I wouldn't bother with tuned / loop antennas just yet.  Just a length of wire connected to the jack tip (say 10 feet or more, string it up as best you can, or throw most of it out a window.  Even tacked up across the ceiling is worthwhile.  Connect the jack sleeve to another wire going in more or less the opposite direction, or if you gave an actual earth ground (say a copper water pipe) clamp the ground wire to that.  Or just ignore the sleeve connection.  Then see what you get.

Later you can try a better outside antenna, perhaps with a balun and coax to the radio.  But for now, start simple.  Don't let people bully you into thinking it has to be perfect -- it doesn't.
james_s:
In my somewhat limited experience with shortwave antennas, I've found that a long wire works as well as anything, and the longer the better. You'll get better reception if you ground the radio to a solid earth ground which you can do via the ground contact on the antenna jack, coax is not necessary unless you have the radio indoors in an electrically noisy environment and the antenna outside.

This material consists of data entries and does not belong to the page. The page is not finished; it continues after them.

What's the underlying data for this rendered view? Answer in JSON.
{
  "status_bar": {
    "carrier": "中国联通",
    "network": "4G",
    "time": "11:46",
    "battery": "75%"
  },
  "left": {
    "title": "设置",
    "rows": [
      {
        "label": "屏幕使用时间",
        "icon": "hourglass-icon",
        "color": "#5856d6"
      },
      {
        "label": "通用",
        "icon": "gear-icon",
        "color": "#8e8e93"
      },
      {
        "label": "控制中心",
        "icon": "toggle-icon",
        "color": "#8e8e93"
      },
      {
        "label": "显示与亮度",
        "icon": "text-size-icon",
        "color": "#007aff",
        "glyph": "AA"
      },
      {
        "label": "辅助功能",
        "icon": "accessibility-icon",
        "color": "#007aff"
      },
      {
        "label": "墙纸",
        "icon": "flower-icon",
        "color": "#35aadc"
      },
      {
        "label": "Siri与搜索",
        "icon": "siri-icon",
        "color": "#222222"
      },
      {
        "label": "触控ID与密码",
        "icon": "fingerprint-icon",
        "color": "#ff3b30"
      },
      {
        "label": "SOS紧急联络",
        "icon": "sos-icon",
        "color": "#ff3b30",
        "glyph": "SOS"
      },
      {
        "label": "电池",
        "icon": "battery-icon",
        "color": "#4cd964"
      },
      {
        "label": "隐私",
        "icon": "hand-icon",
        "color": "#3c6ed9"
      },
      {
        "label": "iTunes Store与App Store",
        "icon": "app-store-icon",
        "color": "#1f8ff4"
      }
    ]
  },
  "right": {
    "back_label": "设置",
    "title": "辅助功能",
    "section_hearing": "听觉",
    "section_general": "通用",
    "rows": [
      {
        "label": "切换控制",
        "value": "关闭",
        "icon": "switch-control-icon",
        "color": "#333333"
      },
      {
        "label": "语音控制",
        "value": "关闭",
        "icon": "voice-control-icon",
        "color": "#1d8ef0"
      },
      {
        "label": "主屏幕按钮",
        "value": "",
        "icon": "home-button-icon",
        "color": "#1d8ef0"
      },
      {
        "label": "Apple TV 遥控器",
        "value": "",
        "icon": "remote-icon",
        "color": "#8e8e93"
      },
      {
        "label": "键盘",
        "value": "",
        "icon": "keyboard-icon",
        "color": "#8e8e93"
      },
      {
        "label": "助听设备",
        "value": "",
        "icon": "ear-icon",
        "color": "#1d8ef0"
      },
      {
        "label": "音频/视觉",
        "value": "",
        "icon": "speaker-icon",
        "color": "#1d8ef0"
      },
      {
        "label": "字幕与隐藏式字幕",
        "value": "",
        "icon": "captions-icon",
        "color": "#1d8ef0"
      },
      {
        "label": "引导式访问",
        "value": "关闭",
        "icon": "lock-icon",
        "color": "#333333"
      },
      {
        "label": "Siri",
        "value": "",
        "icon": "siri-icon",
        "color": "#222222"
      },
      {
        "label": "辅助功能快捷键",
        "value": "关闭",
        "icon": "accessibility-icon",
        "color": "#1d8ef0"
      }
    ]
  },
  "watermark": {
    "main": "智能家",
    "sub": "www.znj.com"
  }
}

Don't expect to find a whole lot on the shortwave band in general, there is still some activity but about 95% of what was there 20-30 years ago is all gone now.
edy:
I found some telephone wire composed of 4 different wire strands (the type with single-core copper red, yellow, green, black) and pulled out about 20 feet of one of the strands. I connected it to the tip of a 3.5mm phone jack (I only had stereo jacks), and hung it out my upstairs window and tied it down in the backyard to a garden hose-holder (plastic). So it is vertically oriented and fairly "taught" because it is snugly wedged into my window and tied to something in the backyard. I can close the window no problem, the wire is thin enough to pass through. I also connected the "ground" part of the 3.5mm phone jack (the sleeve) to ground earth of a mains plug to see if it will make a difference. I seem to be picking up a few more stations but not a huge number. As before, AM/FM reception is excellent but I'm waiting to see what happens with LW/SW. Perhaps later at night there will be better reception.
james_s:
You'll probably need a wire 50-100' or longer for best results, and generally they're horizontal, I don't know off hand how much that matters.
rdl:
If you don't already have one, get a copy of the ARRL Handbook. It's full of info about radio and electronics in general. It doesn't need to be the latest edition, even one 20 years old is still useful. You should be able to find a copy for under $10.